Naxos ospitava una zecca e già alla fine del VI sec. a.C. coniava monete d'argento, segno di una società ormai ricca e evoluta. Tra le monete più antiche della Sicilia, sono caratterizzate sul dritto dalla testa di Dioniso, e sul rovescio da un grappolo d'uva. In età classica la zecca di Naxos coniò monete d'argento di eccellente livello artistico che raffiguravano sul dritto ancora la testa di Dioniso, mentre sul rovescio un Sileno (antica divinità agricola greca, raffigurato nudo e disteso, mentre si sta allegramente facendo versare del vino in una conchiglia).

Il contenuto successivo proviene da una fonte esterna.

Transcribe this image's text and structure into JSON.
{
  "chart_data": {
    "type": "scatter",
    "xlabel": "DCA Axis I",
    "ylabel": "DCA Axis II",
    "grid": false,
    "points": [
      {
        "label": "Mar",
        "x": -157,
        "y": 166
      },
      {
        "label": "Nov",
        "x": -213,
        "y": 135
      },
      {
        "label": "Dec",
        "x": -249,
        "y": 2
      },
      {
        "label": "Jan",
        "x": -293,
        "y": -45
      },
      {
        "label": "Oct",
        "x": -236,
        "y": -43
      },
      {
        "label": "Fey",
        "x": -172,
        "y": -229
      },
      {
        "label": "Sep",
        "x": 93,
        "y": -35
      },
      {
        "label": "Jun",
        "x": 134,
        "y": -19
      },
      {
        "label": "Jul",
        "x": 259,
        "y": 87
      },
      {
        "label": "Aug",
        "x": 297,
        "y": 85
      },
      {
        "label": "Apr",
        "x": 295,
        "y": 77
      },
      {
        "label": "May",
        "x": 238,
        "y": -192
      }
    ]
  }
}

Gran parte dei reperti venuti alla luce nell'antica Naxos si trovano oggi al Museo Archeologico, situato quasi all'estremità della penisola di Schisò accanto ai resti di un fortino borbonico (XVII - XVIII). Al piano terra è possibile ammirare reperti del periodo preistorico e bizantino, rinvenuti tra la fine dell'800 ed i primi del '900, materiali ceramici tardo-geometrici di produzione corinzia e di produzione euboico-cicladica o di imitazione; corredi rinvenuti nella necropoli settentrionale; anfore da arcaiche tutte riutilizzate come sepolture. Al primo piano si trovano monete del V sec. a.C. dal quartiere settentrionale e dalle aree sacre della città, rivestimenti architettonici dell'abitato arcaico e classico, delle necropoli del V sec. a.C. e quelle ellenistiche (III sec. a.C.). Nel torrione del fortino borbonico sono ospitati invece, reperti subacquei come ceppi d'ancora, macine e anfore.

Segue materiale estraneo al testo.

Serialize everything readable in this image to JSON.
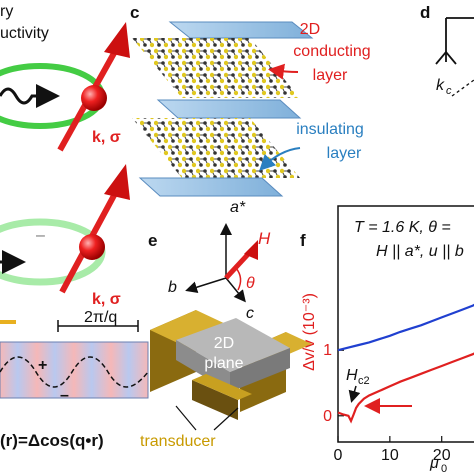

La Storia - Naxos fu fondata intorno al 734 a.C. dai Calcidesi d'Eubea ai quali si unirono successivamente i Nassi. La città prosperò in periodo arcaico e nei primi decenni del V secolo a.C., venne dorizzata e riedificata da Ierone. A partire dal V sec. a.C. divenne uno degli obiettivi delle mire espansionistiche prima di Ippocrate di Gela e poi di Ierone di Siracusa. Nel 403 a.C fu distrutta da Dioniso I di Siracusa che abbattè le sue mura, riducendo in schiavitù la popolazione e consegnando il territorio della città ai Siculi, per punirla per essersi schierata con gli Ateniesi contro Siracusa. In seguito Naxos non fu più considerata una città pur rimanendo il suo porto attivo per tutta l'antichità. La vita si spostò a Taormina, fondata nel 358 a.C. da Andromaco, padre dello storico Timeo, che vi accolse gli esuli di Naxos. La storia della cittadella si sviluppa dunque nell'arco di circa tre secoli. In periodo bizantino il nucleo abitato si estese lungo la costa. Nei secoli successivi il centro diminuì di importanza e nel Medioevo divenne il porto di Taormina. Nel 1847 si distaccò dal comune di Taormina diventando autonomo. A partire dagli anni '50 ritornò agli antichi splendori trasformandosi in un importante centro turistico.